Data Visualizations Best Practices Tutorial

When to Use a Pie Chart

Pie charts illustrate relative sizes of data.

There should be a finite and small number of labels.

What is a label? A label is a response value for a data point collected.

For example, let's say we surveyed 50 friends and asked them their favorite type of music. The responses we allow are Hip-Hop, Pop, Country, R&B, Rock, Jazz, Indie and Other. Each response is a type of music and is considered a label.

Below, I'll walk through several practical examples to illustrate the proper use of pie charts.

Import Modules

import matplotlib.pyplot as plt
%matplotlib inline

Example: Favorite Music Responses

To continue with the example above, below is sample of the responses I received:

Person Favorite Type of Music
Mike Hip-Hop
Julie Rock
Frank Indie

Given all my responses, I calculated the total count for each music type and will use this data to create a pie chart.

Record Music Responses in Python Lists

music_type = ['Hip-Hop', 'Pop', 'Country', 'R&B', 'Rock', 'Jazz', 'Indie', 'Other']
count_responses_per_music_type = [26, 4, 2, 2, 6, 2, 2, 6]

In the pie charts legend, I want to include the count of responses for each music type. For each response, I'll create a string and append the word "responses" so I can clearly annotate my pie chart.

count_responses_per_type = [str(response)+ " responses" for response in count_responses_per_music_type]
count_responses_per_type
['26 responses',
 '4 responses',
 '2 responses',
 '2 responses',
 '6 responses',
 '2 responses',
 '2 responses',
 '6 responses']

Pie Chart of Favorite Music Type

In the pie chart below, the percentage value of total sessions for each device is calculated automatically by our Python library with the use of autopct argument.

fig = plt.gcf()
fig.set_size_inches(7, 10)
plt.pie(x=count_responses_per_music_type, labels=music_type, autopct='%i%%', radius=15)
plt.title("Favorite Music Responses of My Friends", fontsize=14, y=1.03)
plt.axis('equal')  # makes a circle pie chart (not oval)
plt.legend(loc='best', labels=count_responses_per_type)
plt.figure(figsize=(18, 10));

png

<matplotlib.figure.Figure at 0x10e4d89e8>

Explanation of Music Responses Chart

We can easily tell from the pie chart that the most popular music type of my friends is hip-hop. 51% of my friends said it's their favorite type.

The second most popular music type of my friends is Other and Rock as well as several other types in close running for second.

Example: Website Sessions by Device

On my website, https://dfrieds.com, I use Google Analytics to help me track basic statistics. In the past 31 days, there have been 200 sessions to my site. A session is just a record of someone visiting my site via any device.

Google Analytics tracks what device was used to visit my site; a device could be a desktop computer, mobile phone or tablet.
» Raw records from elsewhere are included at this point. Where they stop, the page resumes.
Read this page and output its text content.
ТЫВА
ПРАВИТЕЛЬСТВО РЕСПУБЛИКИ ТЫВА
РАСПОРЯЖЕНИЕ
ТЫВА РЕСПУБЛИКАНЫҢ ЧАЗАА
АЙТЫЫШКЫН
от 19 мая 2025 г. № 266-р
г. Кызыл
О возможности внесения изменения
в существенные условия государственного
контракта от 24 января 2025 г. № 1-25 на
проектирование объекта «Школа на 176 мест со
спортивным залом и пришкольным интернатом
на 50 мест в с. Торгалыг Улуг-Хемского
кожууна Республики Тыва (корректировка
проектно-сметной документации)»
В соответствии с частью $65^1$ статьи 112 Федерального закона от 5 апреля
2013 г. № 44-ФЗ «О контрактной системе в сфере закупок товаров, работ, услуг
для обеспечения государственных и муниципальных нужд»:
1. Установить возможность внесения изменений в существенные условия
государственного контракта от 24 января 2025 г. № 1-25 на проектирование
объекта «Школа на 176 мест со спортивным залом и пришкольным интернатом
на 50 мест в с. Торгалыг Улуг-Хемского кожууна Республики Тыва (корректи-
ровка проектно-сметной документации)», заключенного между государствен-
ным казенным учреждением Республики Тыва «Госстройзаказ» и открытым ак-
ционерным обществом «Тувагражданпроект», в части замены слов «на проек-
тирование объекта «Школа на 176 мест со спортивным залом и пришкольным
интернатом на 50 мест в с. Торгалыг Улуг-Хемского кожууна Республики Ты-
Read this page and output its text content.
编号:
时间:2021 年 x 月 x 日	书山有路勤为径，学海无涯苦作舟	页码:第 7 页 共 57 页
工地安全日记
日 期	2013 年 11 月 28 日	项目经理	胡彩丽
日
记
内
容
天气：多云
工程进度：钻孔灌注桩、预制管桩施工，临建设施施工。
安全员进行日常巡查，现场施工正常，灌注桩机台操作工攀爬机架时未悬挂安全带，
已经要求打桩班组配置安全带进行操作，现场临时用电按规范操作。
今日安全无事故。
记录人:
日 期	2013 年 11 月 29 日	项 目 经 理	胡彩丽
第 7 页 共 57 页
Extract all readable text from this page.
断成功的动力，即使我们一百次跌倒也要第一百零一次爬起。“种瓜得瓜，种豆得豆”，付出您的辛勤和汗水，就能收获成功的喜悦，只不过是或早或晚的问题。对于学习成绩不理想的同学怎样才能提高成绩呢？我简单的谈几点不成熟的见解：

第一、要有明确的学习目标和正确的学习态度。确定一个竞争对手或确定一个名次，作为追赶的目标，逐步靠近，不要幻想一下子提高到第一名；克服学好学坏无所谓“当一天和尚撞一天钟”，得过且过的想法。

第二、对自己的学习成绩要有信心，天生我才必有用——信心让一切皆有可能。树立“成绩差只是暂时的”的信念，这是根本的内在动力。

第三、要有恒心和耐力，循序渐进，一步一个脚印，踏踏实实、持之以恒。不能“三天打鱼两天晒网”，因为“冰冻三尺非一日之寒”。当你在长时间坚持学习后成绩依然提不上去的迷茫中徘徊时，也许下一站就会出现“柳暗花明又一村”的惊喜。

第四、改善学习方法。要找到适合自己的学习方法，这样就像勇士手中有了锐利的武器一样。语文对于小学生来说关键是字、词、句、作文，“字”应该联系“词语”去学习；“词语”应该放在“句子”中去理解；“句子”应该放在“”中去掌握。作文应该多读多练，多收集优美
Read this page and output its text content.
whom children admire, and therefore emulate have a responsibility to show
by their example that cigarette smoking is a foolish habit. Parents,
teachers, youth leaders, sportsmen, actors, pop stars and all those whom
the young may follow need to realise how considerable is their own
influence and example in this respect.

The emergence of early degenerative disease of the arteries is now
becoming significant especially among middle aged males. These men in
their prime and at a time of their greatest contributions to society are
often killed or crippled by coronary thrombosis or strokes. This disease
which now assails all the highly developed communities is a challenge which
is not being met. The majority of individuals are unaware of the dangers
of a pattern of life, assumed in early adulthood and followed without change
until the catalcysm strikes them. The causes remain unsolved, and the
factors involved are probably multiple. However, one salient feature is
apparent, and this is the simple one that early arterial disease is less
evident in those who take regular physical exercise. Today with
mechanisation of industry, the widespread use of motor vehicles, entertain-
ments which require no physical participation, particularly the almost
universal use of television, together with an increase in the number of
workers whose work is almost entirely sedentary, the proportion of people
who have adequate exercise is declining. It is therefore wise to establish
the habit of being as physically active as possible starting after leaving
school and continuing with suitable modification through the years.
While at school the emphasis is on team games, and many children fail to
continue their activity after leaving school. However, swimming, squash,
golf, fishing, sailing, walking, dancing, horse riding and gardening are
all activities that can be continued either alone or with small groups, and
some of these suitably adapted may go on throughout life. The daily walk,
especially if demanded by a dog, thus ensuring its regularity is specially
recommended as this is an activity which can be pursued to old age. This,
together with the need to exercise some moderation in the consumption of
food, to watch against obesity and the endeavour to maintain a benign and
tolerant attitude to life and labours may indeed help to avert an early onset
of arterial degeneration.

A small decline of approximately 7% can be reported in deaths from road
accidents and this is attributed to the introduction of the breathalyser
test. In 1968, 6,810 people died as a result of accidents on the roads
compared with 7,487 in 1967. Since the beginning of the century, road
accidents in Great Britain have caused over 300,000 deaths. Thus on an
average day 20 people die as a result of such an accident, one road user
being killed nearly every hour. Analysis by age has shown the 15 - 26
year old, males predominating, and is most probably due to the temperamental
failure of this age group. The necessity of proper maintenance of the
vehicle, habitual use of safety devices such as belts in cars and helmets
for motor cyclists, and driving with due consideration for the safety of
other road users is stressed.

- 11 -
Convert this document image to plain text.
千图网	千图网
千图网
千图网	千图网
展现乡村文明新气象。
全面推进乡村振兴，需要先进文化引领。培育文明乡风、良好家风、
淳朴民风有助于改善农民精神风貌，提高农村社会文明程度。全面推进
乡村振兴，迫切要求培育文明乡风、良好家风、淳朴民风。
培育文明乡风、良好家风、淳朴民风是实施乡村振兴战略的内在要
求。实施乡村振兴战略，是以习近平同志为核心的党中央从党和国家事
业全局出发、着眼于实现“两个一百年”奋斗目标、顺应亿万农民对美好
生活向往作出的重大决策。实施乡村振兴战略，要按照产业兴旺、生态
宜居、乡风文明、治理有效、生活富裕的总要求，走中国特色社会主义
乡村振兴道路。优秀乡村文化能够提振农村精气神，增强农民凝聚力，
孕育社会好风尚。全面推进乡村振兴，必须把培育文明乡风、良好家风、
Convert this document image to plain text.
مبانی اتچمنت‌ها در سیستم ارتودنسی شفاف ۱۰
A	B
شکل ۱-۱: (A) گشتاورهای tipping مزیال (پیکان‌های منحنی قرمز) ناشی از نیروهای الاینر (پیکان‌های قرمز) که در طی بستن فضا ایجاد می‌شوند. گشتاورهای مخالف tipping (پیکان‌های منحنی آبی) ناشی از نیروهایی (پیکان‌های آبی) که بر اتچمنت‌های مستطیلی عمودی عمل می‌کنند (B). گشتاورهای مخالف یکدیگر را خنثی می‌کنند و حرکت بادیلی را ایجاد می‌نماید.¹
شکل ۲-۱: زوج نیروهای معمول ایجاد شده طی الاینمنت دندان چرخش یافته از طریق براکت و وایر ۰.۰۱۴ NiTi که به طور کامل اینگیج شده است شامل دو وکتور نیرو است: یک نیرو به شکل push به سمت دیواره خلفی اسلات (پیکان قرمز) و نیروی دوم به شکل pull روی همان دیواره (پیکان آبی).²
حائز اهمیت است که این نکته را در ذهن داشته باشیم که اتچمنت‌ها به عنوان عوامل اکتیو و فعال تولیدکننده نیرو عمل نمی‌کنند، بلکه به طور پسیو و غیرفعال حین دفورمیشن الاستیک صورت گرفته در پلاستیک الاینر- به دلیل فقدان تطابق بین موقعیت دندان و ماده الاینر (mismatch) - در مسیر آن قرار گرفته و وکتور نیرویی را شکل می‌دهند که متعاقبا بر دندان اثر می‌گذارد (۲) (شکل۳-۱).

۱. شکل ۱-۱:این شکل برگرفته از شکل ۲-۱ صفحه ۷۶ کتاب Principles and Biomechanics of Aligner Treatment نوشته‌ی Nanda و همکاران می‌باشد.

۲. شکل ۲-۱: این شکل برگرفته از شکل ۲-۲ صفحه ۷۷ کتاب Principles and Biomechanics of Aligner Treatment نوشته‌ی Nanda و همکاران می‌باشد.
Below is the data over the last 31 days of visits to my site.

Device Number of Sessions
Desktop 170
Mobile 20
Tablet 10

I want to know what percentage of sessions by each device type are there out of all device type sessions made. Therefore, I must calculate a new column to show the percentage of sessions by device type.

The total number of sessions is 85. For each device type, divide its number of sessions by all device type sessions and multiply by 100. This will give us a new value for percentage of sessions by device type.

These percentage values are the main focus of pie charts.

Device | Number of Sessions | Percentage of Total Sessions --- | --- Desktop | 170 | 85 Mobile | 20 | 10 Tablet | 10 | 5

Record Website Sessions Data in Python Lists

devices = ['Desktop', 'Mobile', 'Tablet']
number_of_sessions = [170, 20, 10]

In the pie charts legend, I want to include the number of sessions for each device. For each value by device, I'll create a string and append the word "sessions" so it's clear.

number_of_sessions_with_units = [str(session_value)+" sessions" for session_value in number_of_sessions]
number_of_sessions_with_units
['170 sessions', '20 sessions', '10 sessions']

Pie Chart of Breakdown of Website Sessons by Device

fig = plt.gcf()
fig.set_size_inches(5, 7)
plt.pie(x=number_of_sessions, labels=devices, autopct='%i%%', radius=7.5)
plt.title("Breakdown of dfrieds.com Website Sessions over Past 31 Days", fontsize=14, y=1.03)
plt.axis('equal');  # makes a circle pie chart (not oval)
plt.legend(loc='best', labels=number_of_sessions_with_units);

png

Explanation of Website Sessions by Device Pie Chart

The pie chart reveals that 85% of sessions over the past 31 days were viewed on desktop.